To make the success of the grape even more improbable, those early vines would have yielded nothing like the abundant clusters of sweet, marble-sized fruit we know today. The grapevines that survived the ice age were dioecious, meaning that each plant was either male or female. The vines depended upon insect to transport their pollen, and if a female was too far away from a male, it simply wouldn’t happen. The fruit from these couplings was unpredictable as well. Grapevines, like apples, can produce offspring whose fruit will be quite unlike that of its parents. Some of those grapes would have been small, bitter, and full of unpalatable seeds.

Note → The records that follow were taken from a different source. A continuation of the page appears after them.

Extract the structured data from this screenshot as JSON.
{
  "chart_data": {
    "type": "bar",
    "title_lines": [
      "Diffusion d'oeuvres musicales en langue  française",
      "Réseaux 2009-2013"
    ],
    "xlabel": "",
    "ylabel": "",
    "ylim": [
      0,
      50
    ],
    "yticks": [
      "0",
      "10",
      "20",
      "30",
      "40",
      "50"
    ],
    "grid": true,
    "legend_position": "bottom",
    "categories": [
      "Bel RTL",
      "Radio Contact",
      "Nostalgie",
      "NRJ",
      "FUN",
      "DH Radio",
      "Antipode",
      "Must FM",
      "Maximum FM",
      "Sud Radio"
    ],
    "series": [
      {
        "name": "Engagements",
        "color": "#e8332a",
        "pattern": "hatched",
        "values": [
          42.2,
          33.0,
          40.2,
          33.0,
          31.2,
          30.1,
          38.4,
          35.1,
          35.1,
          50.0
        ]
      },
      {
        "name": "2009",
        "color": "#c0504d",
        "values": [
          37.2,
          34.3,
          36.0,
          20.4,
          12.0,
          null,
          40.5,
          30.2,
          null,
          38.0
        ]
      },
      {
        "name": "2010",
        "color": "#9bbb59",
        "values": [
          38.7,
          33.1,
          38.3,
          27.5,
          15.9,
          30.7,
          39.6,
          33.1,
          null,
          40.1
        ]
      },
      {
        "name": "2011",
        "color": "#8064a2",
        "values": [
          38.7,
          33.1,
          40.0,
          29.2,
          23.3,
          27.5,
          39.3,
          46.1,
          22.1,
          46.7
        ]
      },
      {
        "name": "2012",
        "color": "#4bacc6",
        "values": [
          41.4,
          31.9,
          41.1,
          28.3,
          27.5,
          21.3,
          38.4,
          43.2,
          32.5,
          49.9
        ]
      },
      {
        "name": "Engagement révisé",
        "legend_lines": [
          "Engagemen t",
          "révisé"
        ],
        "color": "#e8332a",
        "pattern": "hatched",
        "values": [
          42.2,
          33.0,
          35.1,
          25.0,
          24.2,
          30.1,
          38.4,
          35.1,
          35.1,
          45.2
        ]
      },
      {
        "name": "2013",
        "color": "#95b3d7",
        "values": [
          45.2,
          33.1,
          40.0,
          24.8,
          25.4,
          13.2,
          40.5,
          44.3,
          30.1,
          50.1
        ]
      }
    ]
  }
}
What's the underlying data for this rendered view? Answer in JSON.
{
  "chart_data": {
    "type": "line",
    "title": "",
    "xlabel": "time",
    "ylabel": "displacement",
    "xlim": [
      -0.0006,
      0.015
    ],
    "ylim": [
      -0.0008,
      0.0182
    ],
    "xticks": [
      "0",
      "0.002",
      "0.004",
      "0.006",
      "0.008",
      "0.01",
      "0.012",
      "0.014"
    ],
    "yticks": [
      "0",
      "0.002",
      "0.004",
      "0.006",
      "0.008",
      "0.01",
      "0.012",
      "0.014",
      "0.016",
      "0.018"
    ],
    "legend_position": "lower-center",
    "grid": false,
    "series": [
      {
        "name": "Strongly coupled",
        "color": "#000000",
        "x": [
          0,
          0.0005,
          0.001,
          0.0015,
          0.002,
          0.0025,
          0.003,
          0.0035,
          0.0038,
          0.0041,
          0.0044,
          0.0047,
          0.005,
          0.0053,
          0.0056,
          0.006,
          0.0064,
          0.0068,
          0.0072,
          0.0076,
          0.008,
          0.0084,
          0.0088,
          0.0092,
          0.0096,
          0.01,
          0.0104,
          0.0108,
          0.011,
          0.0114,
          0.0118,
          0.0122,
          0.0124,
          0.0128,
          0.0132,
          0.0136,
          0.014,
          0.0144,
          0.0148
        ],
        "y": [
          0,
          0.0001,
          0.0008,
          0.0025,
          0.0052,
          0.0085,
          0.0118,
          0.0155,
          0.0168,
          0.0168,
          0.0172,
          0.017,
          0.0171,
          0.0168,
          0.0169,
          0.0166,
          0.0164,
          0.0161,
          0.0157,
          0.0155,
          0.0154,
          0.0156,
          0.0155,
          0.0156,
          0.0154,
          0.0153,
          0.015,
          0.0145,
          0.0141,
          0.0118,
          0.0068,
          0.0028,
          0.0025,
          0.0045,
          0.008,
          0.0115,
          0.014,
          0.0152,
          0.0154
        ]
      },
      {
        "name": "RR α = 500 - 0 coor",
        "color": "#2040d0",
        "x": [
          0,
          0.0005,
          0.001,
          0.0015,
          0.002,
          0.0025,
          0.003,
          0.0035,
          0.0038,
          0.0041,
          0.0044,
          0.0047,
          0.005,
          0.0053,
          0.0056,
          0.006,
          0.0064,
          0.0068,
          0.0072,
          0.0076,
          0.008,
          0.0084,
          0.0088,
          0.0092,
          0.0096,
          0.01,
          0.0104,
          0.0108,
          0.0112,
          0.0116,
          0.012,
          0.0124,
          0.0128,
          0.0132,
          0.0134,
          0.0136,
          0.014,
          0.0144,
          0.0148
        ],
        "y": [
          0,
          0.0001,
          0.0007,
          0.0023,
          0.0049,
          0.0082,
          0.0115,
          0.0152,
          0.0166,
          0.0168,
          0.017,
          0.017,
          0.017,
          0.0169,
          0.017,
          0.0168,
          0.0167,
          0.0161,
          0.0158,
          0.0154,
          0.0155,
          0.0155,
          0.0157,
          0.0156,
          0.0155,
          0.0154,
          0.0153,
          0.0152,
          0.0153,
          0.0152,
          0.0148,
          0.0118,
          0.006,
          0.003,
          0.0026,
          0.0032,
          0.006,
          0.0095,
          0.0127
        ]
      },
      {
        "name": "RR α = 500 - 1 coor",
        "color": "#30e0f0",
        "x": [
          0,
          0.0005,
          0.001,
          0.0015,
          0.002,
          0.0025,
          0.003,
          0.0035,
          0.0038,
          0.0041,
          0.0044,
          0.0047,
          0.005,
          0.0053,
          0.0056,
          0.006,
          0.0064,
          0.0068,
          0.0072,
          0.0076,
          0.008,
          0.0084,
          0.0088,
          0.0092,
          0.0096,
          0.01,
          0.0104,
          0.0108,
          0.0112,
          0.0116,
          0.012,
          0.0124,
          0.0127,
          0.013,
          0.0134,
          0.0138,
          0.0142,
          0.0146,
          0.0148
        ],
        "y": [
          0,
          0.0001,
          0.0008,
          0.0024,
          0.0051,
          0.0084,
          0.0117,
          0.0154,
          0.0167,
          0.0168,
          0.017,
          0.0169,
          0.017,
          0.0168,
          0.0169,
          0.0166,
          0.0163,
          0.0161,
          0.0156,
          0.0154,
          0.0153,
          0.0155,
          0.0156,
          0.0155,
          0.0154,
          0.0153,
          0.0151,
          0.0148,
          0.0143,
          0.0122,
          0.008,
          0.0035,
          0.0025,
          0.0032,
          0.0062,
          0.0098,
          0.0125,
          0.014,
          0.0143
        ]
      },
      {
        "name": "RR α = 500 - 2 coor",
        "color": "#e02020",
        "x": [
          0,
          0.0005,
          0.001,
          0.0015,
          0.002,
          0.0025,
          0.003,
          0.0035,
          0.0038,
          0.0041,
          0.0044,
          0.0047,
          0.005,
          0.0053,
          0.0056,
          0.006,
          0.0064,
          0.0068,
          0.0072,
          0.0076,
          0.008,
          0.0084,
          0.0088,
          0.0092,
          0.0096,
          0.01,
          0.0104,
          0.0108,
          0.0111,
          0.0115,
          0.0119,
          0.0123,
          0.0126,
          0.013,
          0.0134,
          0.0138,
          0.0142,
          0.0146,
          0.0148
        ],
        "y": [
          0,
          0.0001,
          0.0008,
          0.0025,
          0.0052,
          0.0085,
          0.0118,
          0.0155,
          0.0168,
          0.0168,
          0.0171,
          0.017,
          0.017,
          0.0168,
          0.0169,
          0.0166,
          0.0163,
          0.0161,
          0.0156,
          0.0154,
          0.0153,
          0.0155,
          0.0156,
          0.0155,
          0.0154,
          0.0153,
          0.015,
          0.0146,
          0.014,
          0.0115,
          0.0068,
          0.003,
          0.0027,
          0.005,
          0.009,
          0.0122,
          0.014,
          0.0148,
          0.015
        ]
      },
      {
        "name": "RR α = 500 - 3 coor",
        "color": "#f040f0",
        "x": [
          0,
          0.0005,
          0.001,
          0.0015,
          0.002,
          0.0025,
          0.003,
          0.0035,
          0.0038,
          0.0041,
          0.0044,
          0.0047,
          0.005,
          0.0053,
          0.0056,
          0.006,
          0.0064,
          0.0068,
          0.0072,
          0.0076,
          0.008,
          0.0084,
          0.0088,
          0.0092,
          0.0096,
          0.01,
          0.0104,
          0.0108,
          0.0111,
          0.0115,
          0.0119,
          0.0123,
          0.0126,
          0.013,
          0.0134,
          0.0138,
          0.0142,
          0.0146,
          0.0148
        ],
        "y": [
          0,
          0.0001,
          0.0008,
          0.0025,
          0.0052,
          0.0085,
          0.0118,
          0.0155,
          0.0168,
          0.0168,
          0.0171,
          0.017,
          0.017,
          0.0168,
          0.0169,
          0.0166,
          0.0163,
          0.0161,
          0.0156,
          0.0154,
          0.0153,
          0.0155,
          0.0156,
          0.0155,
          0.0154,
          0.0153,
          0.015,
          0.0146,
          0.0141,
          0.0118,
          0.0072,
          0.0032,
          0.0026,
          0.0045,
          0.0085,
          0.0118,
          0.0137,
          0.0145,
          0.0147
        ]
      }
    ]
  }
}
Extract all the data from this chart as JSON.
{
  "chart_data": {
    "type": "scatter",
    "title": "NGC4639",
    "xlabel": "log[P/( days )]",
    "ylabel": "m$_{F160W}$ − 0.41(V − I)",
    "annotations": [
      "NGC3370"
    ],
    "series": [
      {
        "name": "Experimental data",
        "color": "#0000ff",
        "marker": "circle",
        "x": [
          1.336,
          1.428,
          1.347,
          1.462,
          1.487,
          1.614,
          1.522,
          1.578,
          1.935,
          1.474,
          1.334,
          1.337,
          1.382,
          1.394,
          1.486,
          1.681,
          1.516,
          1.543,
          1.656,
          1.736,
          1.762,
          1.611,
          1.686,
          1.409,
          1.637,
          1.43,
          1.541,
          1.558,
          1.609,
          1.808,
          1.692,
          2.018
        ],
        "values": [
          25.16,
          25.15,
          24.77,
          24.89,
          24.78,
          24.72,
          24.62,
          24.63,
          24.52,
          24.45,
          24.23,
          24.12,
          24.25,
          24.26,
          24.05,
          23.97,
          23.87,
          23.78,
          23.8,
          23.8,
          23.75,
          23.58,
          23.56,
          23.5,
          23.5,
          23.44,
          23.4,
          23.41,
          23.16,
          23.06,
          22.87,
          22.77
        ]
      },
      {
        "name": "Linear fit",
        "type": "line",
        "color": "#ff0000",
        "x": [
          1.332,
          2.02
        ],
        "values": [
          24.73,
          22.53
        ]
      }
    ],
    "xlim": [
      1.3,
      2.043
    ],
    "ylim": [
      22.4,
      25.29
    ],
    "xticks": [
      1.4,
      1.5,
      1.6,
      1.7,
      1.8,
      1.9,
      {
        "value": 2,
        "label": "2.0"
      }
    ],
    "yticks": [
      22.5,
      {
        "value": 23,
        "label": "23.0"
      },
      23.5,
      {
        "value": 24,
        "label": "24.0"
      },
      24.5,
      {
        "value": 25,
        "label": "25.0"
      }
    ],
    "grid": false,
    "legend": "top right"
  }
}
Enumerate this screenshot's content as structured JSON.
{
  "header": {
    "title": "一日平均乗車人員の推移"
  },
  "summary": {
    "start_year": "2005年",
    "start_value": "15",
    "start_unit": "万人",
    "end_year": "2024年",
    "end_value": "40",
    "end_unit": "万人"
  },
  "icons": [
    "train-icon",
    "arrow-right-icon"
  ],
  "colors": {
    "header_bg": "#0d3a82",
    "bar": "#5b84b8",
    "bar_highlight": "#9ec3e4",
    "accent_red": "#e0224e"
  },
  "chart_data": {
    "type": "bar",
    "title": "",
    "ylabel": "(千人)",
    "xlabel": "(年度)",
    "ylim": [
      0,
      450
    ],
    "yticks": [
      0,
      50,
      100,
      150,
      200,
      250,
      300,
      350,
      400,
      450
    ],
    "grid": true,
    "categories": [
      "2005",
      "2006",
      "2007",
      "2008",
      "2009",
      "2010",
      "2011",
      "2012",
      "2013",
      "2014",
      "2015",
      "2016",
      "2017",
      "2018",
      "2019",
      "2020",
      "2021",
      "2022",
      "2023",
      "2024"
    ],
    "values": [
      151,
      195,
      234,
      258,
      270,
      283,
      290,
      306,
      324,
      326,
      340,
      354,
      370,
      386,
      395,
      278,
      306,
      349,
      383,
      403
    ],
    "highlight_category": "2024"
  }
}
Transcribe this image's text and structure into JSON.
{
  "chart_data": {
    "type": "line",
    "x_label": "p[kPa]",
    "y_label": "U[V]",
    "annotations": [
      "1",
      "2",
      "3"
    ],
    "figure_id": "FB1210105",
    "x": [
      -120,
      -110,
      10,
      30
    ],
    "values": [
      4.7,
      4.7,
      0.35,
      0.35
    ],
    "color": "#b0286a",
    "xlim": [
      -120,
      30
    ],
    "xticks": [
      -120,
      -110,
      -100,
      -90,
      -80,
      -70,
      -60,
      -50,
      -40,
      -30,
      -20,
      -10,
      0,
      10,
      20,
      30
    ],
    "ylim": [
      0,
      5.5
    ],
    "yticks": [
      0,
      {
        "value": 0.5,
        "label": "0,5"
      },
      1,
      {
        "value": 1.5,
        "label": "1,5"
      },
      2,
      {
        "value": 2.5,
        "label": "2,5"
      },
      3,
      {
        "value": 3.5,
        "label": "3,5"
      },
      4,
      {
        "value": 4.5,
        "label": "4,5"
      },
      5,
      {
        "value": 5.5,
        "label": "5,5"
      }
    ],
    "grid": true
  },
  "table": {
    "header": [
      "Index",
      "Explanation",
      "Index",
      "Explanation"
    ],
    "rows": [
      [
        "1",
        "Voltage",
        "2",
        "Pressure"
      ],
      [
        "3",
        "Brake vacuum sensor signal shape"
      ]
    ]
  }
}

So what happened to improve the grape’s prospects? A mutation that changed the plant’s sexual orientation. In dioecious plants, the females are female because a gene suppresses the formation of male anatomy and vice versa. But sometimes those genes go awry and nature creates a hermaphrodite. The vines that resulted from those mutation had both male and female anatomy on the same plant. Because the pollen didn’t have as far to travel, the vines produced more abundant fruit. The earliest agrarians might not have understood why certain vines were more prolific, but they would have selected them to grow in their settlements. That selection process began about eight thousand years ago, and from there, it was simply a matter of choosing the tastiest fruit and taking cuttings to get a genetic clone. Fortunately, pottery was also being invented around the same time, leading to the happy circumstance of crushed fruit stored in a container long enough for wild yeast to find it.

One more lucky break made wine making possible. A particular species of wild yeast that feeds on the exudates of oak tree bark managed to crawl into early wine vats around five thousand years ago and do particularly good job of fermentation. There would have been other yeasts living naturally on grape skins, but they would not have been nearly as well suited to the job. But somehow, oak yeast go into the mix.

How did this happen? Scientist have a few theories. It might be that grape vines occasionally climbed up an oak tree and picked up the yeast. It’s also possible that people gathered acorns and grapes at the same time, commingling the microorganisms on each, or that insects picked up the yeast on an oak tree and carried it to a grapevines because it was attracted to the rising sugar in the fruit. However it happened, that yeast species, Saccharomyces cerevisiae, found its way into wine somehow. Today it is an entirely domesticated creature, rarely found in the wild and widely bred into specialized strains that are used around the world to make bread rise and to ferment wine and beer.

NEGRONI

This turn-of-the-century import from Italy was purportedly created by Florentine count Camillo Negroni, who requested that gin be added to his Americano cocktail, and the result is this complex triangulation of gin, bitter Campari, and sweet vermouth. Traditionally served over ice to slightly dilute the intensity, some prefer adding a splash of club soda, but it is equally enjoyable shaken and served up. The classic recipe dictates equal parts gin, Campari, and sweet vermouth, with variations that include lighter versions closer to a Martini, which are more suitably stirred than shaken.